Even though our study population had relatively favourable tumour- and treatment characteristics in comparison with other early-stage (M0) breast cancer populations and an on average low risk for LRRs, about 75% of participants scored above the threshold of 12 on the FCR measurement indicating high levels of FCR. This result is in line with another study by Simard et al. and shows the importance of structurally addressing FCR during and after treatment for breast cancer [22].

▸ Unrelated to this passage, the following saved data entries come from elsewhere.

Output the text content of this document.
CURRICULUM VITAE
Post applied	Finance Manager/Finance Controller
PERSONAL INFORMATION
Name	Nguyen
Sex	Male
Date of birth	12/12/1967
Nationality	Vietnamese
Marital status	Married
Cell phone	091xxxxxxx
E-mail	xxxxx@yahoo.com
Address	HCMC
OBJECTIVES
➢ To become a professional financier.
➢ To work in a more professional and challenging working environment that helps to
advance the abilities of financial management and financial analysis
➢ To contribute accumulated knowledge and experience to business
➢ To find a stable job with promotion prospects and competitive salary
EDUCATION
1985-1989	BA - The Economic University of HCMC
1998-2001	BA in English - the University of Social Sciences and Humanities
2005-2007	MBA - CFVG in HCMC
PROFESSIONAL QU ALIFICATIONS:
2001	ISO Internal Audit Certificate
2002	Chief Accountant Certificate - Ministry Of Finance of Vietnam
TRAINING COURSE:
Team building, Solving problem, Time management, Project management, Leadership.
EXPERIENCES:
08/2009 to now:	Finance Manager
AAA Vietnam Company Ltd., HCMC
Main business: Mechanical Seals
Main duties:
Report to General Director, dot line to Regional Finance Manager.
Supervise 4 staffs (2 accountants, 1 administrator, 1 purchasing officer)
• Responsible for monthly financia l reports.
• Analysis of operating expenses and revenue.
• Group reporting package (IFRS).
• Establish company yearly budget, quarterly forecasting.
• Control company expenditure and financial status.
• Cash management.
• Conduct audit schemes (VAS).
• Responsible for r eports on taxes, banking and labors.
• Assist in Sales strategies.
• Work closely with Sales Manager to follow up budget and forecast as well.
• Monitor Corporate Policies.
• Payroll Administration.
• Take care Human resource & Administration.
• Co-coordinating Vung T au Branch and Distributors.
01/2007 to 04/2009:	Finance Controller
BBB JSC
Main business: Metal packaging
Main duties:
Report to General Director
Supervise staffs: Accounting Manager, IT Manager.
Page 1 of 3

Recurrence risk estimations and recurrence risk appraisals were only moderately positively correlated with each other. This suggests that these are two different concepts which should both be addressed in patient-provider communication. However, both risk estimations and risk appraisals were significantly associated with FCR. Recurrence risk appraisal turned out to be most predictive for FCR, suggesting that risk appraisal may be more important than the objective (e.g., estimated using a prediction model) or perceived risk when it comes to FCR. Therefore, it is important that in risk communication, attention is given also on how risk is appraised (high or low) by the patient in addition to understanding of the absolute risk. Since the correlations between risk estimations and risk appraisals on the one hand and FCR on the other were only moderate, other factors may also play a role in FCR [13, 15, 17]. Explicit exploration of and communication about a woman’s FCR by clinician is thus recommended. Only then, patients with high levels of FCR can be advised on managing worry or if necessary be referred to suitable (existing) interventions or supportive care [23, 24].

Limitations and strengths

This study has limitations. The sample population had quite favourable tumour- and treatment characteristics which may make the results less generalisable to populations with patients with higher LRR risks. On the other hand, these favourable characteristics make the results interesting, because of the relatively high levels of reported FCR. Because part of the data was collected during the COVID-19 pandemic this may have influenced risk perceptions and levels of experienced FCR among participants. Another limitation may have been the use of the two domains of the IPQ-BCS questionnaire. Even though a forwards-backwards translation procedure was applied for translation from English to Dutch and internal consistency was good, the Dutch version of the questionnaire was not yet validated and it may have been hard for patients to understand the concepts measured. Strengths of this study are its’ prospective nature; that it included participants with and without clinical levels of FCR and that it was conducted in eight teaching hospitals with dedicated breast centres, covering 15% of the Dutch population and geographically spread over different regions in the Netherlands.

Conclusion

Although recurrence risk estimations and risk appraisals are significantly associated with FCR, the latter may be more important to address in patient-provider communication in addition to the understanding of absolute risks. Besides risk perceptions, it is important to take other factors into account that influence FCR. Prediction models can support the optimization of information provision and communication about recurrence risks and might help to reduce FCR.